Already within the first two weeks of school, we had bus evacuation drills and a fire drill. Sept. 17 will be our first ALICE (intruder) drill. ALICE is the response program we utilize, which stands for Alert, Lockdown, Inform, Counter, Evacuate. Those are all related to the choices we have in situations. Do we stay put and hide? Can we barricade ourselves in the room? Is there a way to get away from the area and evacuate? Are we going to be forced to confront the intruder as a last resort? When we confront, how can we do that and what resources can we use to distract and disarm?
The safety of our students/staff is always paramount in any situation. In thinking about how our students and staff respond in drills, it called to mind a book written by Lt. Col. Dave Grossman about three kinds of people: sheep, sheep dogs and wolves. In our society, Grossman contends that 98 percent of us are sheep; kind, decent, not capable of hurting others intentionally. Then there is the 1 percent who are absolute wolves; evil people capable of evil deeds who feed on the unsuspecting sheep. And then there’s the sheep dogs; those who live to protect the flock and confront the wolf; those who intimidate those who intimidate others. In any dangerous, risky situation it's important that a sheep dog emerges for the sheep to follow. This is an important truth that we hope our students/staff learn during the intruder drills.
The teacher or principal may not be in a position to be the sheep dog in all scenarios. So our students need to possess the courage and leadership skills to step up, and rest assured they will act.
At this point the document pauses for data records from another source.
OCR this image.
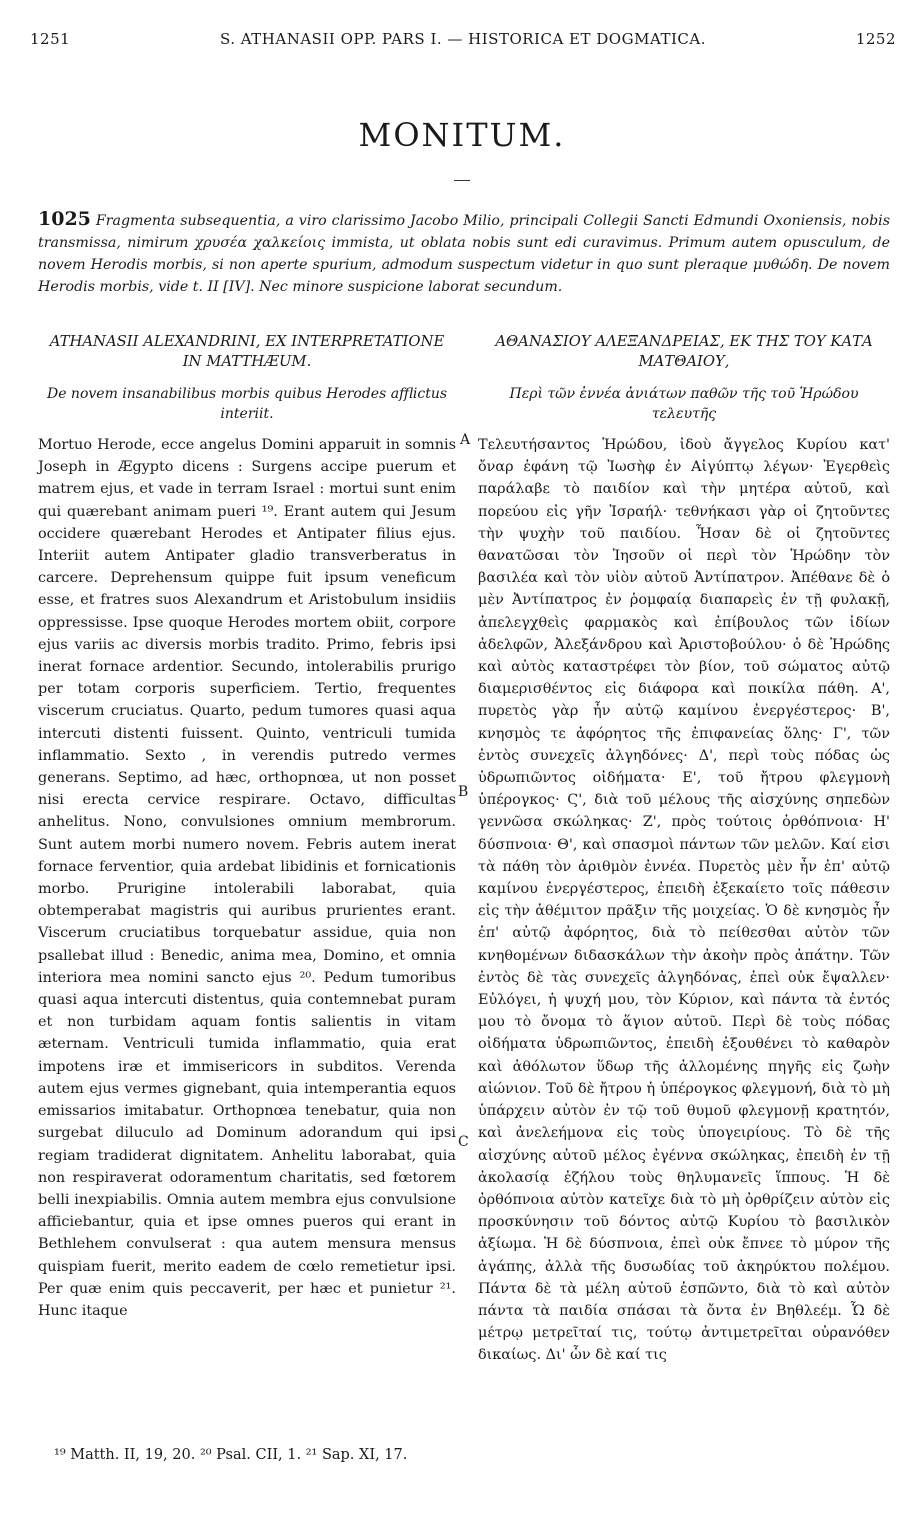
1251	S. ATHANASII OPP. PARS I. — HISTORICA ET DOGMATICA.	1252
MONITUM.
1025 Fragmenta subsequentia, a viro clarissimo Jacobo Milio, principali Collegii Sancti Edmundi Oxoniensis, nobis transmissa, nimirum χρυσέα χαλκείοις immista, ut oblata nobis sunt edi curavimus. Primum autem opusculum, de novem Herodis morbis, si non aperte spurium, admodum suspectum videtur in quo sunt pleraque μυθώδη. De novem Herodis morbis, vide t. II [IV]. Nec minore suspicione laborat secundum.
ATHANASII ALEXANDRINI, EX INTERPRETATIONE IN MATTHÆUM.
De novem insanabilibus morbis quibus Herodes afflictus interiit.
Mortuo Herode, ecce angelus Domini apparuit in somnis Joseph in Ægypto dicens : Surgens accipe puerum et matrem ejus, et vade in terram Israel : mortui sunt enim qui quærebant animam pueri ¹⁹. Erant autem qui Jesum occidere quærebant Herodes et Antipater filius ejus. Interiit autem Antipater gladio transverberatus in carcere. Deprehensum quippe fuit ipsum veneficum esse, et fratres suos Alexandrum et Aristobulum insidiis oppressisse. Ipse quoque Herodes mortem obiit, corpore ejus variis ac diversis morbis tradito. Primo, febris ipsi inerat fornace ardentior. Secundo, intolerabilis prurigo per totam corporis superficiem. Tertio, frequentes viscerum cruciatus. Quarto, pedum tumores quasi aqua intercuti distenti fuissent. Quinto, ventriculi tumida inflammatio. Sexto , in verendis putredo vermes generans. Septimo, ad hæc, orthopnœa, ut non posset nisi erecta cervice respirare. Octavo, difficultas anhelitus. Nono, convulsiones omnium membrorum. Sunt autem morbi numero novem. Febris autem inerat fornace ferventior, quia ardebat libidinis et fornicationis morbo. Prurigine intolerabili laborabat, quia obtemperabat magistris qui auribus prurientes erant. Viscerum cruciatibus torquebatur assidue, quia non psallebat illud : Benedic, anima mea, Domino, et omnia interiora mea nomini sancto ejus ²⁰. Pedum tumoribus quasi aqua intercuti distentus, quia contemnebat puram et non turbidam aquam fontis salientis in vitam æternam. Ventriculi tumida inflammatio, quia erat impotens iræ et immisericors in subditos. Verenda autem ejus vermes gignebant, quia intemperantia equos emissarios imitabatur. Orthopnœa tenebatur, quia non surgebat diluculo ad Dominum adorandum qui ipsi regiam tradiderat dignitatem. Anhelitu laborabat, quia non respiraverat odoramentum charitatis, sed fœtorem belli inexpiabilis. Omnia autem membra ejus convulsione afficiebantur, quia et ipse omnes pueros qui erant in Bethlehem convulserat : qua autem mensura mensus quispiam fuerit, merito eadem de cœlo remetietur ipsi. Per quæ enim quis peccaverit, per hæc et punietur ²¹. Hunc itaque
ΑΘΑΝΑΣΙΟΥ ΑΛΕΞΑΝΔΡΕΙΑΣ, ΕΚ ΤΗΣ ΤΟΥ ΚΑΤΑ ΜΑΤΘΑΙΟΥ,
Περὶ τῶν ἐννέα ἀνιάτων παθῶν τῆς τοῦ Ἡρώδου τελευτῆς
Τελευτήσαντος Ἡρώδου, ἰδοὺ ἄγγελος Κυρίου κατ' ὄναρ ἐφάνη τῷ Ἰωσὴφ ἐν Αἰγύπτῳ λέγων· Ἐγερθεὶς παράλαβε τὸ παιδίον καὶ τὴν μητέρα αὐτοῦ, καὶ πορεύου εἰς γῆν Ἰσραήλ· τεθνήκασι γὰρ οἱ ζητοῦντες τὴν ψυχὴν τοῦ παιδίου. Ἦσαν δὲ οἱ ζητοῦντες θανατῶσαι τὸν Ἰησοῦν οἱ περὶ τὸν Ἡρώδην τὸν βασιλέα καὶ τὸν υἱὸν αὐτοῦ Ἀντίπατρον. Ἀπέθανε δὲ ὁ μὲν Ἀντίπατρος ἐν ῥομφαίᾳ διαπαρεὶς ἐν τῇ φυλακῇ, ἀπελεγχθεὶς φαρμακὸς καὶ ἐπίβουλος τῶν ἰδίων ἀδελφῶν, Ἀλεξάνδρου καὶ Ἀριστοβούλου· ὁ δὲ Ἡρώδης καὶ αὐτὸς καταστρέφει τὸν βίον, τοῦ σώματος αὐτῷ διαμερισθέντος εἰς διάφορα καὶ ποικίλα πάθη. Α', πυρετὸς γὰρ ἦν αὐτῷ καμίνου ἐνεργέστερος· Β', κνησμὸς τε ἀφόρητος τῆς ἐπιφανείας ὅλης· Γ', τῶν ἐντὸς συνεχεῖς ἀλγηδόνες· Δ', περὶ τοὺς πόδας ὡς ὑδρωπιῶντος οἰδήματα· Ε', τοῦ ἤτρου φλεγμονὴ ὑπέρογκος· Ϛ', διὰ τοῦ μέλους τῆς αἰσχύνης σηπεδὼν γεννῶσα σκώληκας· Ζ', πρὸς τούτοις ὀρθόπνοια· Η' δύσπνοια· Θ', καὶ σπασμοὶ πάντων τῶν μελῶν. Καί εἰσι τὰ πάθη τὸν ἀριθμὸν ἐννέα. Πυρετὸς μὲν ἦν ἐπ' αὐτῷ καμίνου ἐνεργέστερος, ἐπειδὴ ἐξεκαίετο τοῖς πάθεσιν εἰς τὴν ἀθέμιτον πρᾶξιν τῆς μοιχείας. Ὁ δὲ κνησμὸς ἦν ἐπ' αὐτῷ ἀφόρητος, διὰ τὸ πείθεσθαι αὐτὸν τῶν κνηθομένων διδασκάλων τὴν ἀκοὴν πρὸς ἀπάτην. Τῶν ἐντὸς δὲ τὰς συνεχεῖς ἀλγηδόνας, ἐπεὶ οὐκ ἔψαλλεν· Εὐλόγει, ἡ ψυχή μου, τὸν Κύριον, καὶ πάντα τὰ ἐντός μου τὸ ὄνομα τὸ ἅγιον αὐτοῦ. Περὶ δὲ τοὺς πόδας οἰδήματα ὑδρωπιῶντος, ἐπειδὴ ἐξουθένει τὸ καθαρὸν καὶ ἀθόλωτον ὕδωρ τῆς ἁλλομένης πηγῆς εἰς ζωὴν αἰώνιον. Τοῦ δὲ ἤτρου ἡ ὑπέρογκος φλεγμονή, διὰ τὸ μὴ ὑπάρχειν αὐτὸν ἐν τῷ τοῦ θυμοῦ φλεγμονῇ κρατητόν, καὶ ἀνελεήμονα εἰς τοὺς ὑπογειρίους. Τὸ δὲ τῆς αἰσχύνης αὐτοῦ μέλος ἐγέννα σκώληκας, ἐπειδὴ ἐν τῇ ἀκολασίᾳ ἐζήλου τοὺς θηλυμανεῖς ἵππους. Ἡ δὲ ὀρθόπνοια αὐτὸν κατεῖχε διὰ τὸ μὴ ὀρθρίζειν αὐτὸν εἰς προσκύνησιν τοῦ δόντος αὐτῷ Κυρίου τὸ βασιλικὸν ἀξίωμα. Ἡ δὲ δύσπνοια, ἐπεὶ οὐκ ἔπνεε τὸ μύρον τῆς ἀγάπης, ἀλλὰ τῆς δυσωδίας τοῦ ἀκηρύκτου πολέμου. Πάντα δὲ τὰ μέλη αὐτοῦ ἐσπῶντο, διὰ τὸ καὶ αὐτὸν πάντα τὰ παιδία σπάσαι τὰ ὄντα ἐν Βηθλεέμ. Ὧ δὲ μέτρῳ μετρεῖταί τις, τούτῳ ἀντιμετρεῖται οὐρανόθεν δικαίως. Δι' ὧν δὲ καί τις
A
B
C
¹⁹ Matth. II, 19, 20. ²⁰ Psal. CII, 1. ²¹ Sap. XI, 17.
We have sheep dogs among us, though often times it’s those we would never expect to step up. We hear those kinds of stories all the time where the ordinary person, young or old, who is the most unlikely hero acts in a way that astounds others.
As parents if you hear your child talking about a drill at school, it’s an opportunity to talk over responses in emergency situations. Not only are there situations in schools, but also out in the community, at the gym, in church, at the mall, on campus, in the movie theater, at the grocery store or in the airport. It's the ability to study your surroundings and be in a mindset to react if necessary. Denial that potential evil exists in any location puts us in a "sheep" mentality that can leave us unprepared to react. Some may say that kind of thinking is paranoid, while others would tell you it’s just smart thinking. Discussing responses to danger in a variety of scenarios helps our children feel like they have choices, power and opportunities to respond in ways that yield more favorable results.
If you ever have any questions about our drills or responses, please contact one of the offices. Sometimes drills throughout the year will be announced, and sometimes not. Just like life, we cannot predict when situations will occur. We can only attempt to prepare for when they do. That's our goal with all the drills we practice, and the safety of the students and staff is always the most important intended outcome.